Contractor: Here’s your estimate for replacement windows.
Me [looking at estimate]: how much to just board them all up
I bought beard oil yesterday, so now I have to pick a favorite IPA.
My friend was going on about how too much of anything is bad, so I said that must include talking and hung up the call
If painting yourself into a corner was considered art, I’d be Michelangelo
Bacardi, no sugar is how I take my coffee.
“You’re so chill” me: *in a coma*
Podcasters who eat while recording: why do you hate your audience?

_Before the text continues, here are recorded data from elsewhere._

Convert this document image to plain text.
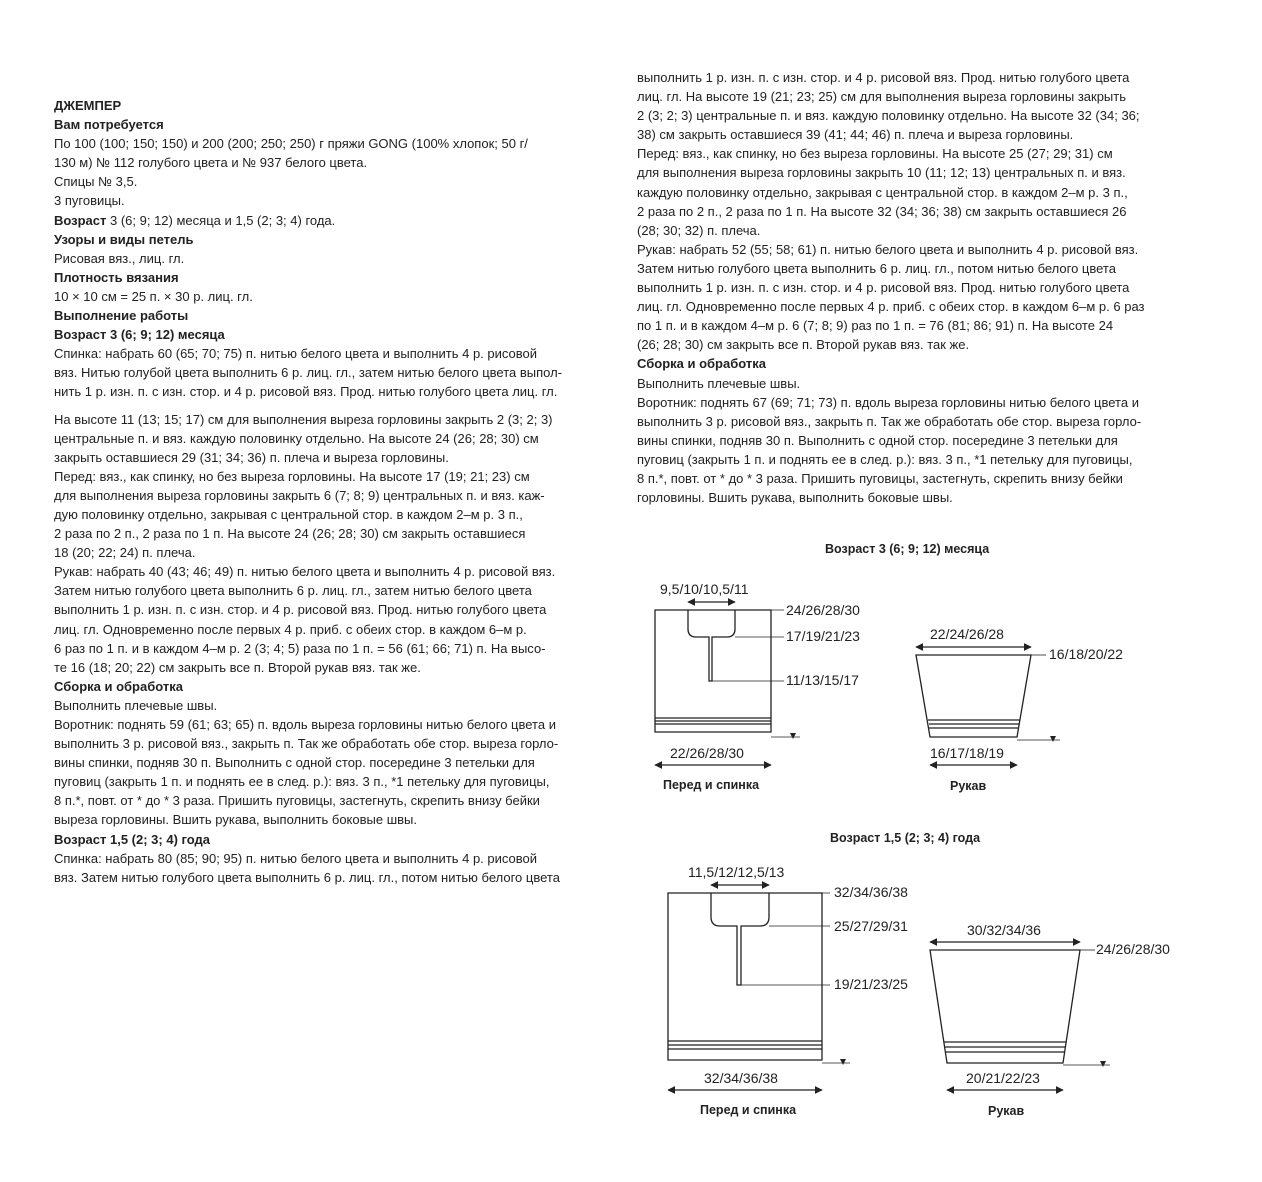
ДЖЕМПЕР

Вам потребуется

По 100 (100; 150; 150) и 200 (200; 250; 250) г пряжи GONG (100% хлопок; 50 г/
130 м) № 112 голубого цвета и № 937 белого цвета.
Спицы № 3,5.
3 пуговицы.

Возраст 3 (6; 9; 12) месяца и 1,5 (2; 3; 4) года.

Узоры и виды петель

Рисовая вяз., лиц. гл.

Плотность вязания

10 × 10 см = 25 п. × 30 р. лиц. гл.

Выполнение работы

Возраст 3 (6; 9; 12) месяца

Спинка: набрать 60 (65; 70; 75) п. нитью белого цвета и выполнить 4 р. рисовой
вяз. Нитью голубой цвета выполнить 6 р. лиц. гл., затем нитью белого цвета выпол-
нить 1 р. изн. п. с изн. стор. и 4 р. рисовой вяз. Прод. нитью голубого цвета лиц. гл.

На высоте 11 (13; 15; 17) см для выполнения выреза горловины закрыть 2 (3; 2; 3)
центральные п. и вяз. каждую половинку отдельно. На высоте 24 (26; 28; 30) см
закрыть оставшиеся 29 (31; 34; 36) п. плеча и выреза горловины.

Перед: вяз., как спинку, но без выреза горловины. На высоте 17 (19; 21; 23) см
для выполнения выреза горловины закрыть 6 (7; 8; 9) центральных п. и вяз. каж-
дую половинку отдельно, закрывая с центральной стор. в каждом 2–м р. 3 п.,
2 раза по 2 п., 2 раза по 1 п. На высоте 24 (26; 28; 30) см закрыть оставшиеся
18 (20; 22; 24) п. плеча.

Рукав: набрать 40 (43; 46; 49) п. нитью белого цвета и выполнить 4 р. рисовой вяз.
Затем нитью голубого цвета выполнить 6 р. лиц. гл., затем нитью белого цвета
выполнить 1 р. изн. п. с изн. стор. и 4 р. рисовой вяз. Прод. нитью голубого цвета
лиц. гл. Одновременно после первых 4 р. приб. с обеих стор. в каждом 6–м р.
6 раз по 1 п. и в каждом 4–м р. 2 (3; 4; 5) раза по 1 п. = 56 (61; 66; 71) п. На высо-
те 16 (18; 20; 22) см закрыть все п. Второй рукав вяз. так же.

Сборка и обработка

Выполнить плечевые швы.
Воротник: поднять 59 (61; 63; 65) п. вдоль выреза горловины нитью белого цвета и
выполнить 3 р. рисовой вяз., закрыть п. Так же обработать обе стор. выреза горло-
вины спинки, подняв 30 п. Выполнить с одной стор. посередине 3 петельки для
пуговиц (закрыть 1 п. и поднять ее в след. р.): вяз. 3 п., *1 петельку для пуговицы,
8 п.*, повт. от * до * 3 раза. Пришить пуговицы, застегнуть, скрепить внизу бейки
выреза горловины. Вшить рукава, выполнить боковые швы.

Возраст 1,5 (2; 3; 4) года

Спинка: набрать 80 (85; 90; 95) п. нитью белого цвета и выполнить 4 р. рисовой
вяз. Затем нитью голубого цвета выполнить 6 р. лиц. гл., потом нитью белого цвета

выполнить 1 р. изн. п. с изн. стор. и 4 р. рисовой вяз. Прод. нитью голубого цвета
лиц. гл. На высоте 19 (21; 23; 25) см для выполнения выреза горловины закрыть
2 (3; 2; 3) центральные п. и вяз. каждую половинку отдельно. На высоте 32 (34; 36;
38) см закрыть оставшиеся 39 (41; 44; 46) п. плеча и выреза горловины.

Перед: вяз., как спинку, но без выреза горловины. На высоте 25 (27; 29; 31) см
для выполнения выреза горловины закрыть 10 (11; 12; 13) центральных п. и вяз.
каждую половинку отдельно, закрывая с центральной стор. в каждом 2–м р. 3 п.,
2 раза по 2 п., 2 раза по 1 п. На высоте 32 (34; 36; 38) см закрыть оставшиеся 26
(28; 30; 32) п. плеча.

Рукав: набрать 52 (55; 58; 61) п. нитью белого цвета и выполнить 4 р. рисовой вяз.
Затем нитью голубого цвета выполнить 6 р. лиц. гл., потом нитью белого цвета
выполнить 1 р. изн. п. с изн. стор. и 4 р. рисовой вяз. Прод. нитью голубого цвета
лиц. гл. Одновременно после первых 4 р. приб. с обеих стор. в каждом 6–м р. 6 раз
по 1 п. и в каждом 4–м р. 6 (7; 8; 9) раз по 1 п. = 76 (81; 86; 91) п. На высоте 24
(26; 28; 30) см закрыть все п. Второй рукав вяз. так же.

Сборка и обработка

Выполнить плечевые швы.
Воротник: поднять 67 (69; 71; 73) п. вдоль выреза горловины нитью белого цвета и
выполнить 3 р. рисовой вяз., закрыть п. Так же обработать обе стор. выреза горло-
вины спинки, подняв 30 п. Выполнить с одной стор. посередине 3 петельки для
пуговиц (закрыть 1 п. и поднять ее в след. р.): вяз. 3 п., *1 петельку для пуговицы,
8 п.*, повт. от * до * 3 раза. Пришить пуговицы, застегнуть, скрепить внизу бейки
горловины. Вшить рукава, выполнить боковые швы.

Возраст 3 (6; 9; 12) месяца
9,5/10/10,5/11
24/26/28/30
17/19/21/23
11/13/15/17
22/26/28/30
Перед и спинка
22/24/26/28
16/18/20/22
16/17/18/19
Рукав
Возраст 1,5 (2; 3; 4) года
11,5/12/12,5/13
32/34/36/38
25/27/29/31
19/21/23/25
32/34/36/38
Перед и спинка
30/32/34/36
24/26/28/30
20/21/22/23
Рукав
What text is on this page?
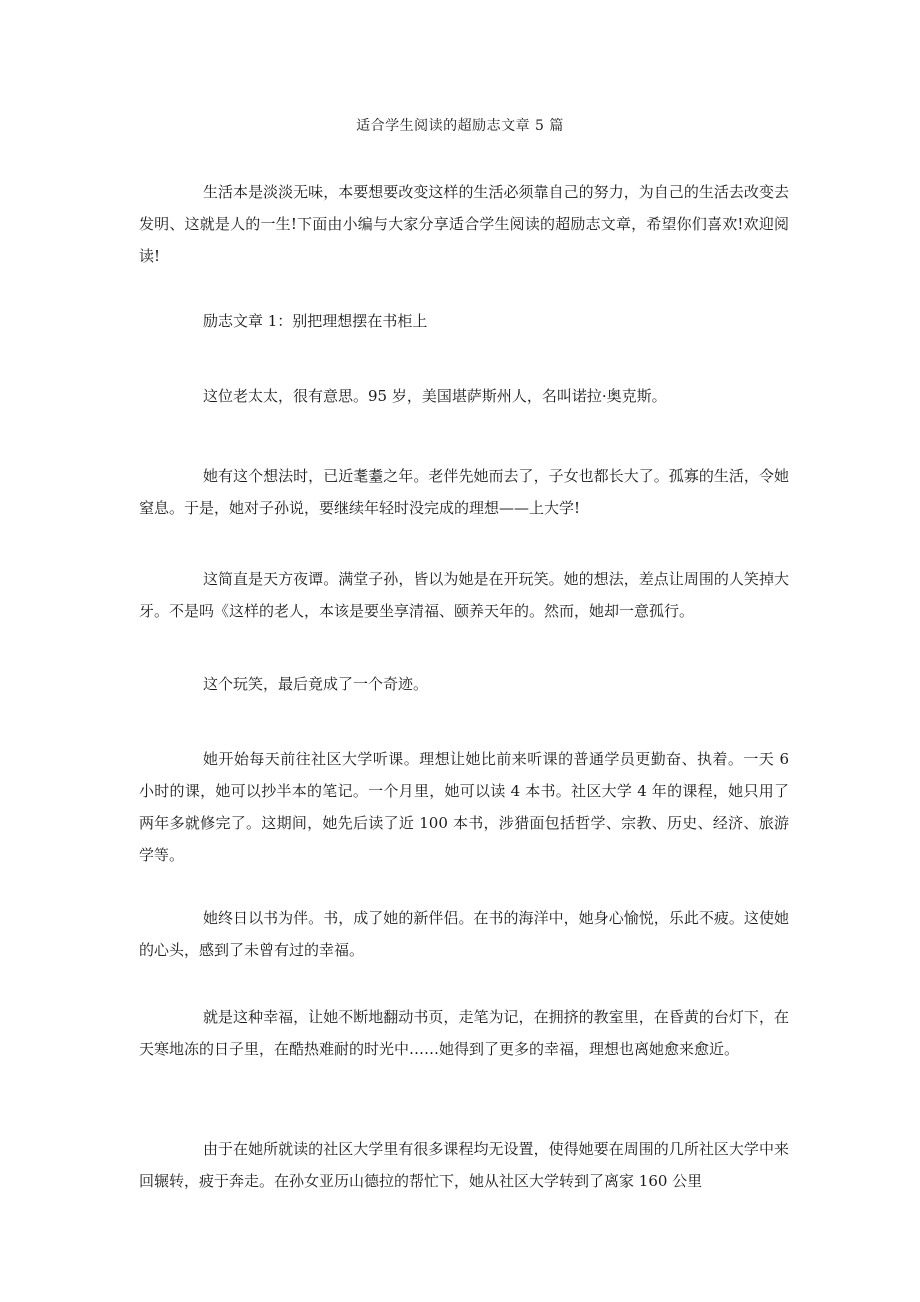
适合学生阅读的超励志文章 5 篇

生活本是淡淡无味，本要想要改变这样的生活必须靠自己的努力，为自己的生活去改变去发明、这就是人的一生!下面由小编与大家分享适合学生阅读的超励志文章，希望你们喜欢!欢迎阅读!

励志文章 1：别把理想摆在书柜上

这位老太太，很有意思。95 岁，美国堪萨斯州人，名叫诺拉·奥克斯。

她有这个想法时，已近耄耋之年。老伴先她而去了，子女也都长大了。孤寡的生活，令她窒息。于是，她对子孙说，要继续年轻时没完成的理想——上大学!

这简直是天方夜谭。满堂子孙，皆以为她是在开玩笑。她的想法，差点让周围的人笑掉大牙。不是吗《这样的老人，本该是要坐享清福、颐养天年的。然而，她却一意孤行。

这个玩笑，最后竟成了一个奇迹。

她开始每天前往社区大学听课。理想让她比前来听课的普通学员更勤奋、执着。一天 6 小时的课，她可以抄半本的笔记。一个月里，她可以读 4 本书。社区大学 4 年的课程，她只用了两年多就修完了。这期间，她先后读了近 100 本书，涉猎面包括哲学、宗教、历史、经济、旅游学等。

她终日以书为伴。书，成了她的新伴侣。在书的海洋中，她身心愉悦，乐此不疲。这使她的心头，感到了未曾有过的幸福。

就是这种幸福，让她不断地翻动书页，走笔为记，在拥挤的教室里，在昏黄的台灯下，在天寒地冻的日子里，在酷热难耐的时光中……她得到了更多的幸福，理想也离她愈来愈近。

由于在她所就读的社区大学里有很多课程均无设置，使得她要在周围的几所社区大学中来回辗转，疲于奔走。在孙女亚历山德拉的帮忙下，她从社区大学转到了离家 160 公里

running chickens are hilarious in a velociraptor kind of way
I spent all day yesterday trying to fix our POS roomba
Then the wife came home and asked why I had the bathroom scale tore apart
I guess we don’t have a roomba
Me, as a parent, ordering at the drive through after a family road trip: Hi. I’ll take 2 Happy Meals, a medium fry and a vasectomy please.
me: you can’t take a joke
joke thief: what
How do typists like their apple pie?
With a little bit of qwerty cream.
stanley hudson: [on deathbed] I’m amazed I lasted as long as I did
michael scott: that’s what she said
I always have a cheap bottle of wine in the house in case any family visit.
It’s not truly a junk drawer until you have a bag of rubber bands, keys that fit no lock in your house, instructions for things you no longer own, a half-used tube of super glue, pens with questionable utility, and at least five likely dead AA batteries.